The sixth came on a night of revelation. The Red-Blue-Blur spoke through the phone, and she'd smiled at his words. 'Turn around.' The smile of surprise had been plastered on her lips as she twisted, and then there'd been Clark. As the shock registers his hand gives her a letter, meaning to be a substitute for his disappearing presence.
A wind dances across her cheek and she tenses. From behind her, she can hear his steps on the sand, moving closer to her and grinding heavily on the earth. When the sound stops she waits for him to make up his mind – fight or flight.
"You came," she says around her fork.
There's silence, much like always, and she thinks perhaps this is too far for him to come. Maybe she's asking too much and doesn't realize it. And then he moves, slowly and careful though. He's towering over her and for just a second, her head tilted up until her neck could easily snap, she wonders at the incredible control he must hold over his very being to feign the appearance of normalcy. A breath escapes his lips before he sits down beside her, sure to keep space between them.
His head swivels and his eyes glance to the red stem between her lips. "I shouldn't have told you."
Only a few things have ever hurt her, truly and deeply, and this is one of those. It sears madly, and even as she shakes it off, she knows the pain will always be a phantom.
"Of course not," her lips build.
His head shakes and the dark strands of his hair wave. "It's too dangerous."
"Then why tell me?"
She watches as his palm flattens on the sand, scant inches from her thigh, and she hears his head face forward, eyes probably watching the waveless waters. She waits, and when she doesn't hear his lips begin to part she grips the long stem of the fork in her mouth and slides it between the front two rows of her teeth, biting down until her muscles are sore.
When the sun is nothing but a sliver of orange and the moon's glow becomes more prominent, she thinks about telling him to leave her be.
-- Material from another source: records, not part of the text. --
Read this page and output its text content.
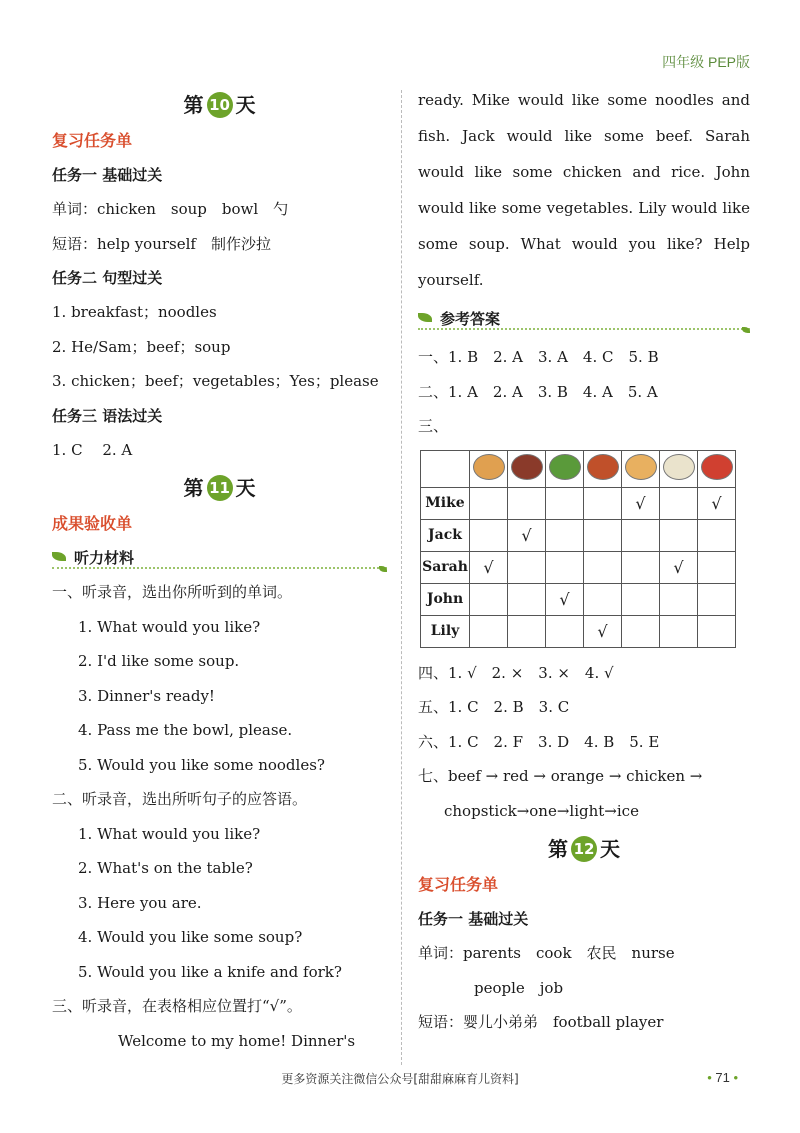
四年级 PEP版
第 10 天
复习任务单
任务一 基础过关
单词：chicken　soup　bowl　勺
短语：help yourself　制作沙拉
任务二 句型过关
1. breakfast；noodles
2. He/Sam；beef；soup
3. chicken；beef；vegetables；Yes；please
任务三 语法过关
1. C　 2. A
第 11 天
成果验收单
听力材料
一、听录音，选出你所听到的单词。
1. What would you like?
2. I'd like some soup.
3. Dinner's ready!
4. Pass me the bowl, please.
5. Would you like some noodles?
二、听录音，选出所听句子的应答语。
1. What would you like?
2. What's on the table?
3. Here you are.
4. Would you like some soup?
5. Would you like a knife and fork?
三、听录音，在表格相应位置打“√”。
Welcome to my home! Dinner's
ready. Mike would like some noodles and fish. Jack would like some beef. Sarah would like some chicken and rice. John would like some vegetables. Lily would like some soup. What would you like? Help yourself.
参考答案
一、1. B　2. A　3. A　4. C　5. B
二、1. A　2. A　3. B　4. A　5. A
三、

Mike					√		√
Jack		√					
Sarah	√					√	
John			√				
Lily				√			
四、1. √　2. ×　3. ×　4. √
五、1. C　2. B　3. C
六、1. C　2. F　3. D　4. B　5. E
七、beef → red → orange → chicken →
chopstick→one→light→ice
第 12 天
复习任务单
任务一 基础过关
单词：parents　cook　农民　nurse
people　job
短语：婴儿小弟弟　football player
更多资源关注微信公众号[甜甜麻麻育儿资料]	• 71 •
She's had enough of heroes, especially ones that don't want her.
"I'm not human."
Her head turns to him, startled at the softness of his words in the night. This time his face is lined with a frown.
His head lifts to the sky and he says, "I don't belong here."
An outcast, she remembers him telling her once. Her eyes fall. He's an alien, different in every possible way from her, from everyone, and yet he's the single most human person she's ever met. She slips the fork from her mouth and lets it drop to the ground. His face drops and finds hers immediately.
"Clark," she feels her weak smile trying to find her words, but she can't explain it to him with simple words. How does she tell him how great he is? What can she say that could possibly matter to him? In her failure she drops her gaze, unintentionally focusing on his fallen hand. Before her courage fails her, she lays a hand on top of his.
His flesh is warm and suddenly taut, a jerk of his muscles rippling even through her because she has passed the boundary, she has crossed the line he'd made. Her fingers slide through the spaces between his and she presses her palm gently on the back of his hand. When she became sure he was the one, she doesn't know, and even if he doesn't feel the same way about her, he must feel something. To keep coming back.
"Lois." It's the first time he's said her name and they both close their eyes when the word is uttered. "I'm not human."
"You may not be human," she hears herself saying, "but you belong here."
She watches his face, can sense his want to believe her and feel his resistance as strong as ever. The blue of his eyes travels along her face, finally lowering to their hands combed together, something like bewilderment showering across his features when he finds her gaze again.
"You belong here," she confirms.
Long scores pass before his body moves, his hand twitching under hers and turning over so his palm kisses hers. Their fingers link loosely, and for the rest of the night, neither let go.